Pastoralist communities

The productive systems and resilience strategies of pastoral communities rely on cultural and social features. They range from traditional ecological knowledge to governance arrangements for communal resources or solidarity mechanisms such as animal exchange based on social relations. The ultimate goal of these strategies is to increase the resilience of pastoralist livelihood.

Pastoralists have been deeply affected by marginalization, as sedentary societies with poor understanding of their livelihood system have imposed alien social and governance schemes. These often involve sedentarization attempts or hurdles to mobility or service delivery, such as education and health systems. Disruption of pastoral mobility has the potential to trigger food insecurity because of the higher productivity and resilience of mobile systems. As a consequence, pastoralist communities often distrust governments a situation easily ending up in conflicts and instability.

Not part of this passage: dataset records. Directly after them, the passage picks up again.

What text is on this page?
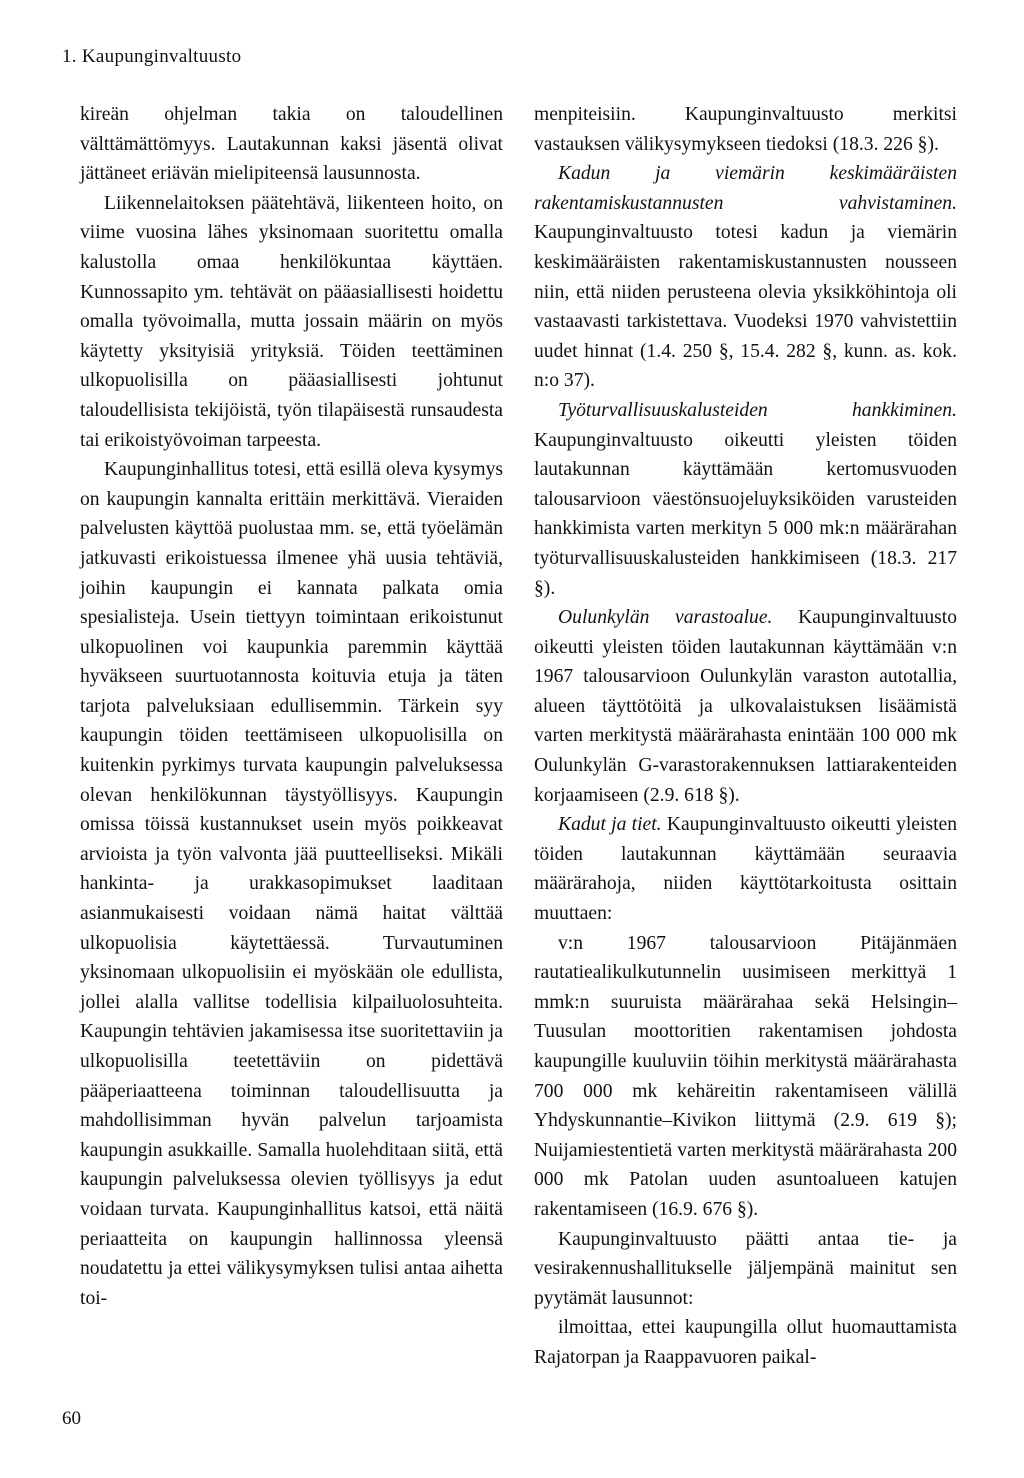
1. Kaupunginvaltuusto

kireän ohjelman takia on taloudellinen välttämättömyys. Lautakunnan kaksi jäsentä olivat jättäneet eriävän mielipiteensä lausunnosta.

Liikennelaitoksen päätehtävä, liikenteen hoito, on viime vuosina lähes yksinomaan suoritettu omalla kalustolla omaa henkilökuntaa käyttäen. Kunnossapito ym. tehtävät on pääasiallisesti hoidettu omalla työvoimalla, mutta jossain määrin on myös käytetty yksityisiä yrityksiä. Töiden teettäminen ulkopuolisilla on pääasiallisesti johtunut taloudellisista tekijöistä, työn tilapäisestä runsaudesta tai erikoistyövoiman tarpeesta.

Kaupunginhallitus totesi, että esillä oleva kysymys on kaupungin kannalta erittäin merkittävä. Vieraiden palvelusten käyttöä puolustaa mm. se, että työelämän jatkuvasti erikoistuessa ilmenee yhä uusia tehtäviä, joihin kaupungin ei kannata palkata omia spesialisteja. Usein tiettyyn toimintaan erikoistunut ulkopuolinen voi kaupunkia paremmin käyttää hyväkseen suurtuotannosta koituvia etuja ja täten tarjota palveluksiaan edullisemmin. Tärkein syy kaupungin töiden teettämiseen ulkopuolisilla on kuitenkin pyrkimys turvata kaupungin palveluksessa olevan henkilökunnan täystyöllisyys. Kaupungin omissa töissä kustannukset usein myös poikkeavat arvioista ja työn valvonta jää puutteelliseksi. Mikäli hankinta- ja urakkasopimukset laaditaan asianmukaisesti voidaan nämä haitat välttää ulkopuolisia käytettäessä. Turvautuminen yksinomaan ulkopuolisiin ei myöskään ole edullista, jollei alalla vallitse todellisia kilpailuolosuhteita. Kaupungin tehtävien jakamisessa itse suoritettaviin ja ulkopuolisilla teetettäviin on pidettävä pääperiaatteena toiminnan taloudellisuutta ja mahdollisimman hyvän palvelun tarjoamista kaupungin asukkaille. Samalla huolehditaan siitä, että kaupungin palveluksessa olevien työllisyys ja edut voidaan turvata. Kaupunginhallitus katsoi, että näitä periaatteita on kaupungin hallinnossa yleensä noudatettu ja ettei välikysymyksen tulisi antaa aihetta toi-

menpiteisiin. Kaupunginvaltuusto merkitsi vastauksen välikysymykseen tiedoksi (18.3. 226 §).

Kadun ja viemärin keskimääräisten rakentamiskustannusten vahvistaminen. Kaupunginvaltuusto totesi kadun ja viemärin keskimääräisten rakentamiskustannusten nousseen niin, että niiden perusteena olevia yksikköhintoja oli vastaavasti tarkistettava. Vuodeksi 1970 vahvistettiin uudet hinnat (1.4. 250 §, 15.4. 282 §, kunn. as. kok. n:o 37).

Työturvallisuuskalusteiden hankkiminen. Kaupunginvaltuusto oikeutti yleisten töiden lautakunnan käyttämään kertomusvuoden talousarvioon väestönsuojeluyksiköiden varusteiden hankkimista varten merkityn 5 000 mk:n määrärahan työturvallisuuskalusteiden hankkimiseen (18.3. 217 §).

Oulunkylän varastoalue. Kaupunginvaltuusto oikeutti yleisten töiden lautakunnan käyttämään v:n 1967 talousarvioon Oulunkylän varaston autotallia, alueen täyttötöitä ja ulkovalaistuksen lisäämistä varten merkitystä määrärahasta enintään 100 000 mk Oulunkylän G-varastorakennuksen lattiarakenteiden korjaamiseen (2.9. 618 §).

Kadut ja tiet. Kaupunginvaltuusto oikeutti yleisten töiden lautakunnan käyttämään seuraavia määrärahoja, niiden käyttötarkoitusta osittain muuttaen:

v:n 1967 talousarvioon Pitäjänmäen rautatiealikulkutunnelin uusimiseen merkittyä 1 mmk:n suuruista määrärahaa sekä Helsingin–Tuusulan moottoritien rakentamisen johdosta kaupungille kuuluviin töihin merkitystä määrärahasta 700 000 mk kehäreitin rakentamiseen välillä Yhdyskunnantie–Kivikon liittymä (2.9. 619 §); Nuijamiestentietä varten merkitystä määrärahasta 200 000 mk Patolan uuden asuntoalueen katujen rakentamiseen (16.9. 676 §).

Kaupunginvaltuusto päätti antaa tie- ja vesirakennushallitukselle jäljempänä mainitut sen pyytämät lausunnot:

ilmoittaa, ettei kaupungilla ollut huomauttamista Rajatorpan ja Raappavuoren paikal-

60
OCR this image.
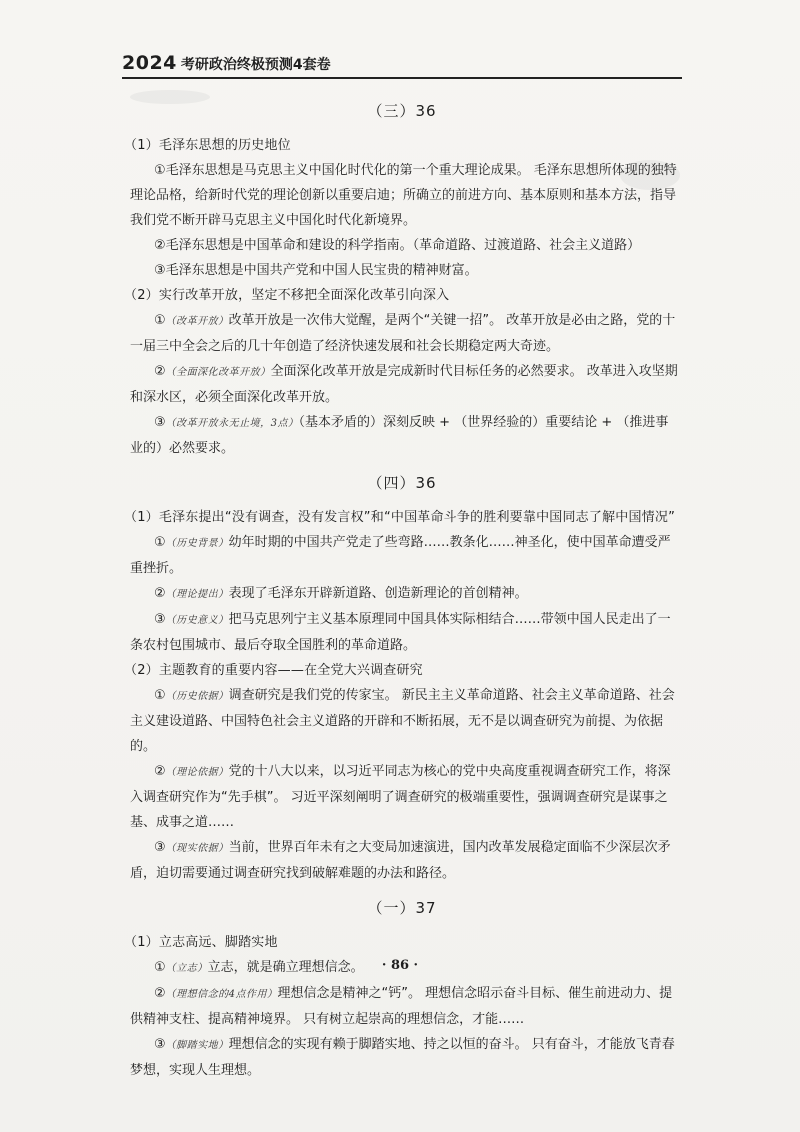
2024 考研政治终极预测4套卷
（三）36

（1）毛泽东思想的历史地位

①毛泽东思想是马克思主义中国化时代化的第一个重大理论成果。 毛泽东思想所体现的独特理论品格，给新时代党的理论创新以重要启迪；所确立的前进方向、基本原则和基本方法，指导我们党不断开辟马克思主义中国化时代化新境界。

②毛泽东思想是中国革命和建设的科学指南。（革命道路、过渡道路、社会主义道路）

③毛泽东思想是中国共产党和中国人民宝贵的精神财富。

（2）实行改革开放，坚定不移把全面深化改革引向深入

①（改革开放）改革开放是一次伟大觉醒，是两个“关键一招”。 改革开放是必由之路，党的十一届三中全会之后的几十年创造了经济快速发展和社会长期稳定两大奇迹。

②（全面深化改革开放）全面深化改革开放是完成新时代目标任务的必然要求。 改革进入攻坚期和深水区，必须全面深化改革开放。

③（改革开放永无止境，3点）（基本矛盾的）深刻反映 + （世界经验的）重要结论 + （推进事业的）必然要求。

（四）36

（1）毛泽东提出“没有调查，没有发言权”和“中国革命斗争的胜利要靠中国同志了解中国情况”

①（历史背景）幼年时期的中国共产党走了些弯路……教条化……神圣化，使中国革命遭受严重挫折。

②（理论提出）表现了毛泽东开辟新道路、创造新理论的首创精神。

③（历史意义）把马克思列宁主义基本原理同中国具体实际相结合……带领中国人民走出了一条农村包围城市、最后夺取全国胜利的革命道路。

（2）主题教育的重要内容——在全党大兴调查研究

①（历史依据）调查研究是我们党的传家宝。 新民主主义革命道路、社会主义革命道路、社会主义建设道路、中国特色社会主义道路的开辟和不断拓展，无不是以调查研究为前提、为依据的。

②（理论依据）党的十八大以来，以习近平同志为核心的党中央高度重视调查研究工作，将深入调查研究作为“先手棋”。 习近平深刻阐明了调查研究的极端重要性，强调调查研究是谋事之基、成事之道……

③（现实依据）当前，世界百年未有之大变局加速演进，国内改革发展稳定面临不少深层次矛盾，迫切需要通过调查研究找到破解难题的办法和路径。

（一）37

（1）立志高远、脚踏实地

①（立志）立志，就是确立理想信念。

②（理想信念的4点作用）理想信念是精神之“钙”。 理想信念昭示奋斗目标、催生前进动力、提供精神支柱、提高精神境界。 只有树立起崇高的理想信念，才能……

③（脚踏实地）理想信念的实现有赖于脚踏实地、持之以恒的奋斗。 只有奋斗，才能放飞青春梦想，实现人生理想。

· 86 ·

New technologies and women empowerment give huge opportunities for the improvement of pastoralist communities by integrating them further into the wider society and by facilitating market innovations. Technological developments linked with mobile phones and the internet are rendering service delivery increasingly simple for mobile communities. Communications have also improved between the communities and those members that have left for urban areas. Many of the diversification opportunities for pastoralists rely on roles and productions traditionally assigned to women, who have now the opportunity to increase their voice in decision making processes.